Figure 5. Fertilization Competency of MII Oocytes Matured in Subcutaneous Site is Assessed via Intracytoplasmic Sperm Injection (ICSI) and In Vitro Fertilization (IVF)

(A) Post-ICSI, MII oocytes progressed to the pronucleus, 2-cell, and 4-cell embryonic stages. Post-IVF, denuded eggs progressed to the pronucleus and 2-cell stages. Scale bar: 100 μm (B) After 14 MII oocytes were injected with sperm via ICSI, embryos progressed to the pronucleus (14%), 2-cell (36%), and 4-cell (7%) stages, while 43% of oocytes remained in MII arrest (C) Embryos resulting from 10 MII oocytes denuded and placed in an IVF dish with sperm, progressed to the pronucleus (20%) and 2-cell (40%) stages, while 40% of oocytes remained in MII arrest. Results obtained from 2 ICSI trials and 1 IVF trial.

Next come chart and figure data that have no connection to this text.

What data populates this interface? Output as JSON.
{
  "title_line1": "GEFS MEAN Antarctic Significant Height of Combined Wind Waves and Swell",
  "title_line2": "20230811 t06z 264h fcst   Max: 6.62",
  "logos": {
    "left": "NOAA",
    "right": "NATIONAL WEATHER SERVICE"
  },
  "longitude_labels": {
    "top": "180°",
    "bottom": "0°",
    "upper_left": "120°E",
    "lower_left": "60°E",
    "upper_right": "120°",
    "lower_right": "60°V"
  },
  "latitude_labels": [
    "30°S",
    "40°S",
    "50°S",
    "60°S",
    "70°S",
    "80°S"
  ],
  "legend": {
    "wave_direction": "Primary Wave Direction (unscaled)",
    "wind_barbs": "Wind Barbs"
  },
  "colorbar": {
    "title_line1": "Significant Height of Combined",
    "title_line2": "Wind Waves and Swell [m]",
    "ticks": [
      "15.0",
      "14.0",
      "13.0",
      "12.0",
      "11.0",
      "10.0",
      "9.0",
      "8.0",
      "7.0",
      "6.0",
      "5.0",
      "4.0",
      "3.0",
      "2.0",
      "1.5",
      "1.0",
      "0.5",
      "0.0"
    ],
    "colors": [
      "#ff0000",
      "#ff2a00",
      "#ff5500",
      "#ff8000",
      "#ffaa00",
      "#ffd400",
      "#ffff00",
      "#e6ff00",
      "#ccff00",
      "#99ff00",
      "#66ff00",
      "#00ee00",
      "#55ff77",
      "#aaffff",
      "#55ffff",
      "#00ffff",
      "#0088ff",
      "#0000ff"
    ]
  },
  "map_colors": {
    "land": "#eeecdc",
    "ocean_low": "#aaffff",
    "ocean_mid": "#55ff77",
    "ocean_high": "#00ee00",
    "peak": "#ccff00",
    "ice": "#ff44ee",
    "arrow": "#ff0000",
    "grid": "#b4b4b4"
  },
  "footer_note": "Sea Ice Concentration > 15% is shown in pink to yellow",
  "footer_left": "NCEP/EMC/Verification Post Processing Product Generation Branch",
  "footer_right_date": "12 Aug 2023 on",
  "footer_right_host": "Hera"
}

Figure 6. In Vivo Imaging of NSG Mice Pre- and Post-Removal of Cancer-Laden Alginate Hydrogels

(A) Representative image of NSG mouse with subcutaneously-transplanted alginate hydrogel containing 200 MDA-MB-231 cells expressing luciferase (imaged Day 7 post-transplant). The presence of cancer cells in the hydrogels was confirmed by the positive luminescent signal (signal detection is 600–60,000 counts). The hydrogel implant at Day 7 is denoted with a black arrow. For the control group, mice transplanted with only ovarian follicles were imaged. Cancer cells were present only in the gel implant. (B) Mice were imaged 3 weeks after hydrogels removal to assess cancer cell presence. Cancer cells were not detected in experimental mice that had cancer-laden hydrogels removed at Day 7. Cancer cells were not detected in negative controls as well. 360 ovarian follicles were also incorporated into transplanted alginate hydrogels. n=4 per group.

Figure 7. Absence of Metastatic Lesions in Liver and Lungs of Recipient Mice 3 Weeks Post-Removal of Hydrogel

Representative image of (A) liver from naïve NSG control (n=3), (B) lung from naïve NSG control (n=3), (C) liver from recipient mouse with 200 cancer cells in hydrogel (n=4), and (D) lung from recipient mouse with 200 cancer cells in hydrogel (n=4). Lung and liver tissue removed at 3 weeks did not contain any cellular abnormalities or metastatic growths according to staining with hematoxylin and eosin (H&E). Scale bar: 100 μm.